Your report will be readable, written in English, without grammatical or spelling errors. It will be submitted as an **RMarkdown** file, together with all data files needed to knit the report into a finished text. Your RMarkdown file will run on the lab computers without errors.

Your report will be subsetting the data using the code snippet on this page before any visualization or computation takes place.

Your report will describe general information about the dataset, including:

- Who collected the data?
- When?
- Where?
- Why?

You will include a suggestion of the kinds of questions the data was collected in order to answer. For instance, the *Iris* data we have looked could be said to have been collected to find methods for determining species for flower specimens.

You will describe the layout of the data:

- How many cases (observations)?
- How many variables? What are they? What do they contain? Are they numeric, ordinal, categorical or something else? (dates? times?)
- For each numeric variable give an appropriate measure of center, and an appropriate measure of spread.
- For each categorical variable give an overview of possible values. If there are only a few categories, list all – if there are many categories, tell us how many there are.
- Are there missing values? How are they encoded? How common are they? If there are missing values, include some number (count or percentage) that describes how much is missing in your description of each variable.

You will pick a handful of variables for more careful study. You should pick no more than 5 each of numeric and categorical variables. Fewer is fine, even recommended.

For each of the picked variables, produce detailed descriptions of their distributions. Include an appropriate plot to describe how the values of the variable distributes. Where appropriate evaluate whether you think variables have a normal distribution. Explain your reasoning.

For each pair of picked variables, describe how they relate to each other. Where appropriate, produce plots, correlations, two-way tables.

## Criteria for B

For a B, your report fulfills **all** the criteria for an C, and has minor errors in the criteria for A.

## Criteria for A

For all relationships between two numerical variables, discuss if it is appropriate to fit a linear model.
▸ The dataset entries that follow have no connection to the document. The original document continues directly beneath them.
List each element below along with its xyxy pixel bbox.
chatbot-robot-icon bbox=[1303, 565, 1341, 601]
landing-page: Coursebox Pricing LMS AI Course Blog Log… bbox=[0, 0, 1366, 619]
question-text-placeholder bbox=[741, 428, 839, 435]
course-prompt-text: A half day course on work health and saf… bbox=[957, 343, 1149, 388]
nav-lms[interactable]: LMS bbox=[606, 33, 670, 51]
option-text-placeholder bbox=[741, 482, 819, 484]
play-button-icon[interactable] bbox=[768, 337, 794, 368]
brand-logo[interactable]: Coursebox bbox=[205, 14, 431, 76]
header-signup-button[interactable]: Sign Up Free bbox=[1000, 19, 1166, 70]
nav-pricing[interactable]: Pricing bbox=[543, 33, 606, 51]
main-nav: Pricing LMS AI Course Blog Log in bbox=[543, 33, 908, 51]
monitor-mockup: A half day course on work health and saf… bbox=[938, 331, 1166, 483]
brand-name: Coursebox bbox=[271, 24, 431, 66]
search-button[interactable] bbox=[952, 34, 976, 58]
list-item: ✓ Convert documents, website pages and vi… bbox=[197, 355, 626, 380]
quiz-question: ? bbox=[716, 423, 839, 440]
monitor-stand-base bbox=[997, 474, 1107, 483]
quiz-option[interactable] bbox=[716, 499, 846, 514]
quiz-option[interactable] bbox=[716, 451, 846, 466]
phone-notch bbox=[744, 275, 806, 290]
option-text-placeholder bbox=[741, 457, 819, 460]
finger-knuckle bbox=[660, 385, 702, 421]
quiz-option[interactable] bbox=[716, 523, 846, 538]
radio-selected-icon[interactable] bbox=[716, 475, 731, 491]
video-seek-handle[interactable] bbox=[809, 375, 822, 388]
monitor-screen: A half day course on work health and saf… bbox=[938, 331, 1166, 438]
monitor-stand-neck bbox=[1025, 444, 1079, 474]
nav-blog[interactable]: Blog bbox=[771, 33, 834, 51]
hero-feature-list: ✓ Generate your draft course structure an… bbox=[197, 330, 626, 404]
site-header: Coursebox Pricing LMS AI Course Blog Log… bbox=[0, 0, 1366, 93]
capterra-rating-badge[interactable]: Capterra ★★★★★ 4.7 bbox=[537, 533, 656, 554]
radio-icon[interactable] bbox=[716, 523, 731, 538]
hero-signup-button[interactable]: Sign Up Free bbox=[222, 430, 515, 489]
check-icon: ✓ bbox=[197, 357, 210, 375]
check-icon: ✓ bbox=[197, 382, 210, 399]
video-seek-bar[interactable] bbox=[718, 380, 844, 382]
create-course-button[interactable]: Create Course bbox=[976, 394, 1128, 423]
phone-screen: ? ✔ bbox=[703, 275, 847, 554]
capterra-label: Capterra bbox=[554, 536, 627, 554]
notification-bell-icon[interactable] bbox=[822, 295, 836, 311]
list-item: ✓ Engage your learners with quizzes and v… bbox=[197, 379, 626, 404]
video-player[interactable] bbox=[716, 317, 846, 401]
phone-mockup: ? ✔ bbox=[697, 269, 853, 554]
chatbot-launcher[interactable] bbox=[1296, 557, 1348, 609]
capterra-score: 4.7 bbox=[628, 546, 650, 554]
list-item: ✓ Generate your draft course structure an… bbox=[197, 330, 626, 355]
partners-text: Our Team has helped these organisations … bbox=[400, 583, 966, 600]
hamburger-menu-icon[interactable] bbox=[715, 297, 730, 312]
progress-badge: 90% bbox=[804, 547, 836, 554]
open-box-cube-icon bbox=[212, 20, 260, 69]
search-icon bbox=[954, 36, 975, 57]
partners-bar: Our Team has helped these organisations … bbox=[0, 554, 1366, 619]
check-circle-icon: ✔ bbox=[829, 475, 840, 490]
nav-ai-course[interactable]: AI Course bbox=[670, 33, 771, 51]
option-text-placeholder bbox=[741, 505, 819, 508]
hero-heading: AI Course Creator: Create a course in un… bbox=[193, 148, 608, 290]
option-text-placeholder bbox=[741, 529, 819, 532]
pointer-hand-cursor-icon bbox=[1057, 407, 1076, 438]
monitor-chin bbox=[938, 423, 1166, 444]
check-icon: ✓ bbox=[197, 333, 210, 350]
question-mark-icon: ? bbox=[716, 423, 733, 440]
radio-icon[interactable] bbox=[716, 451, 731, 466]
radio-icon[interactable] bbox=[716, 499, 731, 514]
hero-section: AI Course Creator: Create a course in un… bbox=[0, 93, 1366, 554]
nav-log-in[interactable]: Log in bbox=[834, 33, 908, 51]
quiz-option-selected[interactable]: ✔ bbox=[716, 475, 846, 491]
If it is appropriate, do so; evaluate the quality of the model. Provide plots to justify your statements.

Include a discussion that compares and contrasts possible presentations for your data: what options were you choosing between for plotting, for choosing measures of spread and center, and why did you pick the ones you used?

Include a critique of the original data collection. Given your understanding of **Why** the data was collected, does the data support learning about the questions you believe it was collected to answer? What would you like to see included in the dataset to better respond to these questions – leave feasibility aside: what is your wish list for extending the data?